A pentagon is formed by putting together three identical equilateral triangles and one larger equilateral triangle with length of edge equal to 2 times that of the smaller equilateral triangle. If the perimeter of the smaller triangle is 42 cm, what is the perimeter of the pentagon?
i need help setting up an equation for this problem
let each side of the smaller triangles be x
then the length of the larger triangle is 2x
place 2 of the smaller triangles along a side of the larger, the third of the smaller fits between the two other small ones.
"If the perimeter of the smaller triangle is 42 cm" -----> 3x=42 so
x=14
now "walk" around the perimeter of the pentagon, I see x+x+x+2x+2x
do you follow that?
The two figures are similar find the ratios (A toB) of the perimeter
Yes, I understand. So let's break it down step by step.
First, you define the length of each side of the smaller equilateral triangle as x. Since the perimeter of the smaller triangle is 42 cm, we can set up the equation as 3x = 42. This is because an equilateral triangle has three equal sides.
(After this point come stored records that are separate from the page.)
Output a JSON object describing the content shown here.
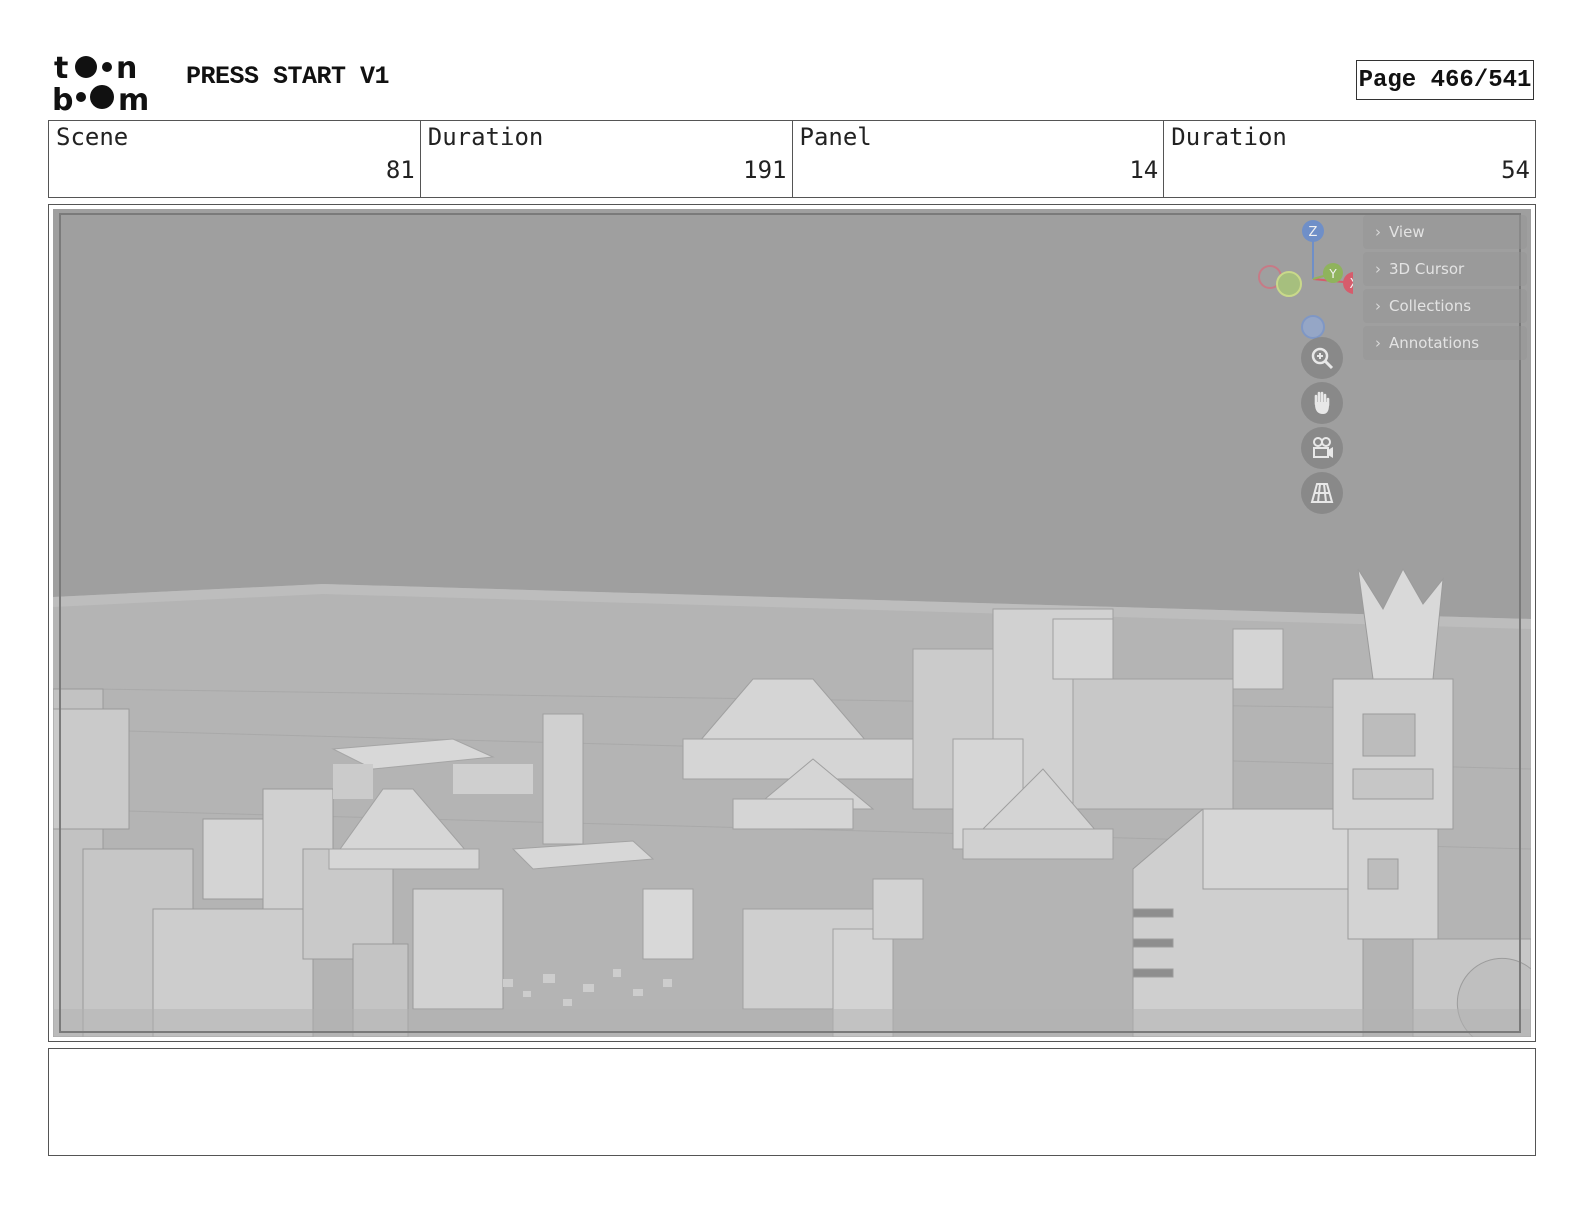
{
  "header": {
    "logo_text": "toon boom",
    "title": "PRESS START V1",
    "page_indicator": "Page 466/541"
  },
  "info": {
    "scene_label": "Scene",
    "scene_value": "81",
    "scene_duration_label": "Duration",
    "scene_duration_value": "191",
    "panel_label": "Panel",
    "panel_value": "14",
    "panel_duration_label": "Duration",
    "panel_duration_value": "54"
  },
  "viewport": {
    "side_panel": [
      "View",
      "3D Cursor",
      "Collections",
      "Annotations"
    ],
    "gizmo_axes": {
      "z": "Z",
      "y": "Y",
      "x": "X"
    },
    "nav_buttons": [
      "zoom-icon",
      "pan-hand-icon",
      "camera-icon",
      "perspective-grid-icon"
    ],
    "colors": {
      "z_axis": "#6f8fc8",
      "y_axis": "#8fb35c",
      "x_axis": "#d65c6c",
      "background": "#9e9e9e"
    }
  },
  "notes": {
    "text": ""
  }
}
Next, you determine the length of the larger equilateral triangle. You mention that the length of the larger triangle is 2x, as it is twice the length of the smaller triangle.
Then, you place two of the smaller triangles along a side of the larger triangle, and the third smaller triangle fits between the two other small ones.
Now, let's calculate the perimeter of the pentagon. We "walk" around the perimeter and observe that it consists of the sum of the sides of the three smaller triangles (x + x + x) and the sum of the sides of the two larger triangles (2x + 2x).
Putting it all together, the perimeter of the pentagon is x + x + x + 2x + 2x.
Simplifying, we have 3x + 4x, which equals 7x.
Therefore, the perimeter of the pentagon can be expressed as 7x. To find the actual perimeter, substitute x with its value of 14 (as we found earlier, x = 14).
Hence, the perimeter of the pentagon is 7 * 14 = 98 cm.